If this is just normal teenage angst then...
Quietly keep track of her menses, that likely will make both of you more argumentative. Women living together get on the same schedule.

Do something fun with your daughter. Does she have a favorite restaurant? Is there a sale at a store she likes- invite her to shop with a set budget, or for a specific item you know she needs. Or invite her to do a favorite activity.

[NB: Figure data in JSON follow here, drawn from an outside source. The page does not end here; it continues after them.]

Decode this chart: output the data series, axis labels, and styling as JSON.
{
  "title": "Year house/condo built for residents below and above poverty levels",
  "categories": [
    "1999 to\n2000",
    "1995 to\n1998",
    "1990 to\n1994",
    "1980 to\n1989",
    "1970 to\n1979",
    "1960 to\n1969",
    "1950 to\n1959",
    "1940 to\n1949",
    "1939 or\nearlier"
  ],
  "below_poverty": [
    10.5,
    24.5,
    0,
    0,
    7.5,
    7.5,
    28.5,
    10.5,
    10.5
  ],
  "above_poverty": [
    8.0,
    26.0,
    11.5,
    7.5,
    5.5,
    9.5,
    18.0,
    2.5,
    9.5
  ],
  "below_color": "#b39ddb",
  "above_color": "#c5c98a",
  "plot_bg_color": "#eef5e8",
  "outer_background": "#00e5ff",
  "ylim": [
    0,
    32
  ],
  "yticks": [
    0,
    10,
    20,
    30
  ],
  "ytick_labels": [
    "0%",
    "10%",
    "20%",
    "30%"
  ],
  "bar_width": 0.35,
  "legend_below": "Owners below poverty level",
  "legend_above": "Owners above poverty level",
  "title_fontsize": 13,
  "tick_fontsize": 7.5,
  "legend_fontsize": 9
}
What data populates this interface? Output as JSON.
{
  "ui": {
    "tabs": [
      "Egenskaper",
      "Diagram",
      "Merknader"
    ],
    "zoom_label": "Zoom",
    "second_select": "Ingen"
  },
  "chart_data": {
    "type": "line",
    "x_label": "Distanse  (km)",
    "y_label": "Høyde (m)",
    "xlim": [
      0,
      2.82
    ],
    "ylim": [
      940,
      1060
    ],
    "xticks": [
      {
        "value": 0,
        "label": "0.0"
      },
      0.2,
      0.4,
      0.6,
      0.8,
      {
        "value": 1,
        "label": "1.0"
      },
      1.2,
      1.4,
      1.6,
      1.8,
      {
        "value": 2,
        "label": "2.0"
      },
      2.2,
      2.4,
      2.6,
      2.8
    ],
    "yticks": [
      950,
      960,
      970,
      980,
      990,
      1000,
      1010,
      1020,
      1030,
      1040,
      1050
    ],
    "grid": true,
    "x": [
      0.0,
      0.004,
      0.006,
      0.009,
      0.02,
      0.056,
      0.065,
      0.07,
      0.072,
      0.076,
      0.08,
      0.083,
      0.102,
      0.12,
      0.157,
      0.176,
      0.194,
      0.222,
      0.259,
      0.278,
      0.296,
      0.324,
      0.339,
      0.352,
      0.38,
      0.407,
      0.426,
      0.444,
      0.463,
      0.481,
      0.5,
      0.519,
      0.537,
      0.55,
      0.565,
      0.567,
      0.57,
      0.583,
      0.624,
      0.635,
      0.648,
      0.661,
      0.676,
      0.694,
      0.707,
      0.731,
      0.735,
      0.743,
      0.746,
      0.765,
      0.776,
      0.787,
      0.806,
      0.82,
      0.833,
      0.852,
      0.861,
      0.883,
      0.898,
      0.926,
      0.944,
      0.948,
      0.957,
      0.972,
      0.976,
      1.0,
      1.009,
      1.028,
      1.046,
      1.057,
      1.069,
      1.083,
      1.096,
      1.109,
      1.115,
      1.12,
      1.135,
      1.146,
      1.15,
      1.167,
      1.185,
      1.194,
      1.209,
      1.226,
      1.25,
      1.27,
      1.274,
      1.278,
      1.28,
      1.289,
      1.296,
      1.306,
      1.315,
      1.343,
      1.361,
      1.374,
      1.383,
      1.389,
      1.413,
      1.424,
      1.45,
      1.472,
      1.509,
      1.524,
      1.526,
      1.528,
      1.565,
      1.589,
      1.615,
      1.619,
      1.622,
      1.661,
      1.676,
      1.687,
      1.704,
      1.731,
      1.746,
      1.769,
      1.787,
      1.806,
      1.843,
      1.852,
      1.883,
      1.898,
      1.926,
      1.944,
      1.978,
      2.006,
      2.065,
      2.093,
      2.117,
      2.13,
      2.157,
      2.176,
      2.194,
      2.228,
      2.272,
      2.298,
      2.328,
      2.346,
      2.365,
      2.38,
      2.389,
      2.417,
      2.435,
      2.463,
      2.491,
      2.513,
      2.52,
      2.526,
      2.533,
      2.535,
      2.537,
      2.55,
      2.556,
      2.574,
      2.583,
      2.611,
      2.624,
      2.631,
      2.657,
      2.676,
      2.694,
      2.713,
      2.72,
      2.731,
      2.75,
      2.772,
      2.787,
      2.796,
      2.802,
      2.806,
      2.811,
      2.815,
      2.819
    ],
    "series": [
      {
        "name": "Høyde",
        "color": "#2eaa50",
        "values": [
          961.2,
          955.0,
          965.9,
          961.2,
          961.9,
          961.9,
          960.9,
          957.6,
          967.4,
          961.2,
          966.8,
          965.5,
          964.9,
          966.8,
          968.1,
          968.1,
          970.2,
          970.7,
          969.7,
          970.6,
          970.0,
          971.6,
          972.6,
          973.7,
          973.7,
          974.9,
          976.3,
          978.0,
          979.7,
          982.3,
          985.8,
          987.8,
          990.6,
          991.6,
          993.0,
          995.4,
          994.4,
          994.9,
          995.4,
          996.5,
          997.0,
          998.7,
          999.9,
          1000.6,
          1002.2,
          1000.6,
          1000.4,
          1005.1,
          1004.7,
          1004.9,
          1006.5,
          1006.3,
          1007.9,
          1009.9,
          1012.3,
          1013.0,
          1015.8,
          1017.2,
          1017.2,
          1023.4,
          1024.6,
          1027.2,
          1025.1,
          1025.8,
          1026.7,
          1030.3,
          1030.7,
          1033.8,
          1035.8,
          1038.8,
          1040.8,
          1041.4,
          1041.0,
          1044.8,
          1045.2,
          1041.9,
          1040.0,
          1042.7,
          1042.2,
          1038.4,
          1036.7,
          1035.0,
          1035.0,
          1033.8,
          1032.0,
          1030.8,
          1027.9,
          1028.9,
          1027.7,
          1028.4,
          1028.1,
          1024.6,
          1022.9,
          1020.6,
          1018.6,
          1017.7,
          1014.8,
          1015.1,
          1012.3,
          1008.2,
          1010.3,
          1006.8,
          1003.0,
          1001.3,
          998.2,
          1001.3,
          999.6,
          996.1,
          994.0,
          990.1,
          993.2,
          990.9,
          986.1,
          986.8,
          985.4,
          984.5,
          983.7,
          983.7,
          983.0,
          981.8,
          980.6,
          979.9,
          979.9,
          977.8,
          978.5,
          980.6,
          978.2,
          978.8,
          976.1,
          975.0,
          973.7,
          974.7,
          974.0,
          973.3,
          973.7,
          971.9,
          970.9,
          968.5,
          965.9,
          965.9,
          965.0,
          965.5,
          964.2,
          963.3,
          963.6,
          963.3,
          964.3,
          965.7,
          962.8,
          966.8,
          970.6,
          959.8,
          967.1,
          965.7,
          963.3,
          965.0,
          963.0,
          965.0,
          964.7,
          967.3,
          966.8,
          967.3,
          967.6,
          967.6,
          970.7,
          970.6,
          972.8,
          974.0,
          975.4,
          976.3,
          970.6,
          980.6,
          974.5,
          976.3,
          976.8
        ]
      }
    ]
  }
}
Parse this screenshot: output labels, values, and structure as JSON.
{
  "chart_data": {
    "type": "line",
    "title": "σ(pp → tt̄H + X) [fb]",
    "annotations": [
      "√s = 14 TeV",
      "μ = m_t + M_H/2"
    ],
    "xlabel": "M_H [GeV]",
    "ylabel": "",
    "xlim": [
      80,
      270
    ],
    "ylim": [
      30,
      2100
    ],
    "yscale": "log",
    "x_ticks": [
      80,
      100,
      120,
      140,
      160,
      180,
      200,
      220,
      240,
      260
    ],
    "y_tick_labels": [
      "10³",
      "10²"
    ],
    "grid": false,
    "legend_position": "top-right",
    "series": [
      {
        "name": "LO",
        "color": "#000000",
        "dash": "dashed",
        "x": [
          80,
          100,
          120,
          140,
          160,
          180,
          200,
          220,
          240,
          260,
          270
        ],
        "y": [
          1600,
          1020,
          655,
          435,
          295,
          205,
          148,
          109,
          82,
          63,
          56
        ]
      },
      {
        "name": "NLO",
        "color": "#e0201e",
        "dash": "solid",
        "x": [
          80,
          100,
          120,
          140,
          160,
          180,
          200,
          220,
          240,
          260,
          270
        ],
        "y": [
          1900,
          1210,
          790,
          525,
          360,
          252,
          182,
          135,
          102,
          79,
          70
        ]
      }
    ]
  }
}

After you have had a few 'dates' talk to her when you are out at dinner somewhere. She is much less likely to make a scene in public and she can't lock herself in her room.

Good luck.

Natchat's picture
My daughter is 16, gets the world and treats me horrid, but only when dads there help x
Ann45's picture
I am sorry to hear that about your daughter. I am a 45 year old mother of 2 kids my daughter is 16 and my son is 12. I just got a divorce of 12 years. Now everything is good with me and my kids until one day my daughter went to work and did not come home. You can image how I feel. Stay out all night, I did everything to find her. I have to call the police to help me find her. But the next day around 10 am she came home scare after founding out that I can the police. Now she is a great kid she dance for the school, we go to church together, we talk as well. Never did anything like this before. So what I think it is is this they are growing up and trying to found they way in life. I would love for my kid to grow up like I did but things are so different now then when we grow up. Keep talking to her no matter what we only have 3 to 4 years before they are gone. Hope this help and I will pray for you as well.